Gail and I went out last night to Artisan Bistro, a marvelous place in Lafayette where the Kaffee Barbara was for so many years–where Jaimie and Collette had breakfast every Friday before bridge. In between was the short-lived Gigi, but I think Artisan will stay with us for a while.
Their chef, John Marquez, has an interesting background. He is a local boy, from Danville, and started his career at Bridges. From there, he went on the Las Vegas, then to The French Laundry in Yountville, then Chef Thomas Keller sent him to be part of the opening crew at Per Se in New York (where the prix fixe dinner is $235, plus wine. I’m taking donations). Then back to San Francisco and both Coi and Fringale. If I was concerned about anything regarding this restaurant, it is that their chef is too good and too well known to stay buried in Lafayette for long.

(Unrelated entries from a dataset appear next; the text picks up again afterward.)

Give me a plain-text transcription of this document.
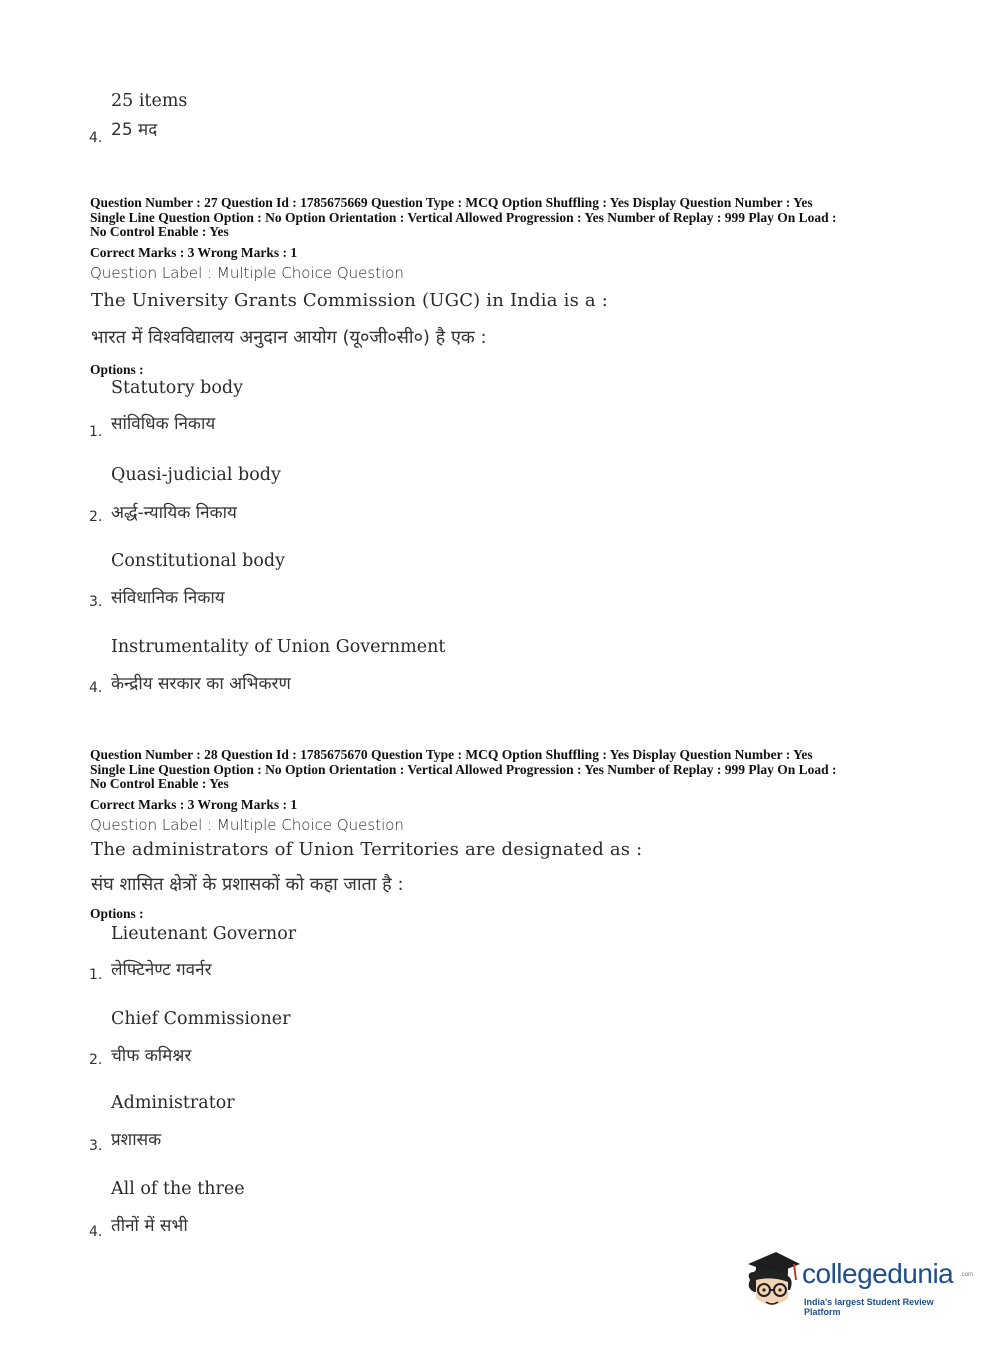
25 items
4. 25 मद
Question Number : 27 Question Id : 1785675669 Question Type : MCQ Option Shuffling : Yes Display Question Number : Yes
Single Line Question Option : No Option Orientation : Vertical Allowed Progression : Yes Number of Replay : 999 Play On Load :
No Control Enable : Yes
Correct Marks : 3 Wrong Marks : 1
Question Label : Multiple Choice Question
The University Grants Commission (UGC) in India is a :
भारत में विश्वविद्यालय अनुदान आयोग (यू०जी०सी०) है एक :
Options :
Statutory body
सांविधिक निकाय
1.
Quasi-judicial body
अर्द्ध-न्यायिक निकाय
2.
Constitutional body
संविधानिक निकाय
3.
Instrumentality of Union Government
केन्द्रीय सरकार का अभिकरण
4.
Question Number : 28 Question Id : 1785675670 Question Type : MCQ Option Shuffling : Yes Display Question Number : Yes
Single Line Question Option : No Option Orientation : Vertical Allowed Progression : Yes Number of Replay : 999 Play On Load :
No Control Enable : Yes
Correct Marks : 3 Wrong Marks : 1
Question Label : Multiple Choice Question
The administrators of Union Territories are designated as :
संघ शासित क्षेत्रों के प्रशासकों को कहा जाता है :
Options :
Lieutenant Governor
लेफ्टिनेण्ट गवर्नर
1.
Chief Commissioner
चीफ कमिश्नर
2.
Administrator
प्रशासक
3.
All of the three
तीनों में सभी
4.
collegedunia .com
India's largest Student Review Platform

In any event, there we were. We split a spinach salad, and were intrigued by the addition of anchovy fillets. I liked it more than I thought I would–perhaps influenced by the goodly amount of bacon involved.
Gail’s entree was the John Dory–a relatively bland white fish which she felt was overcooked and pretty tasteless. The setup it came on, though, was spectacular. Adzuki beans, which I know nothing about, and sunchokes, (also known as Jerusalem artichokes, though they are not artichokes and don’t come from Jerusalem). She pushed the fish around her plate, but finished every last bean.
I had the Tasmanian Salmon, also possibly somewhat overcooked (or maybe the chef just likes well done fish?), sitting on a bed of forbidden rice. This is a black rice once the strict property of the emperor–hence “forbidden” to the hoi polloi. It is a whole grain rice, very rich and nutty in both flavor and texture. Served in a mushroom-dashi broth, which fortunately didn’t taste like mushrooms at all.
Did you like Brussels Sprouts when you were a kid? I did, but most people didn’t. I think it’s because most mothers just boiled the darned things until they were mush, and they weren’t really very good. Mike Bandler lived in a frat house at Cornell where they served overcooked sprouts so often that he refuses to ever touch another one so long as he lives.
Fortunately, those days are long gone. There are always trends and fashions in food, and this year Brussels Sprouts are in, in, in. Artisan does a great job with them, too. They seem to be quickly steamed, then sauteed in brown butter and pine nuts. We loved them.
The service was fine, which for me means that they quickly and frequently re-filled my iced tea glass. This was our third or fourth time dining there, so we must like it. Just be careful and perhaps order the fish a shade more rare than you ordinarily would.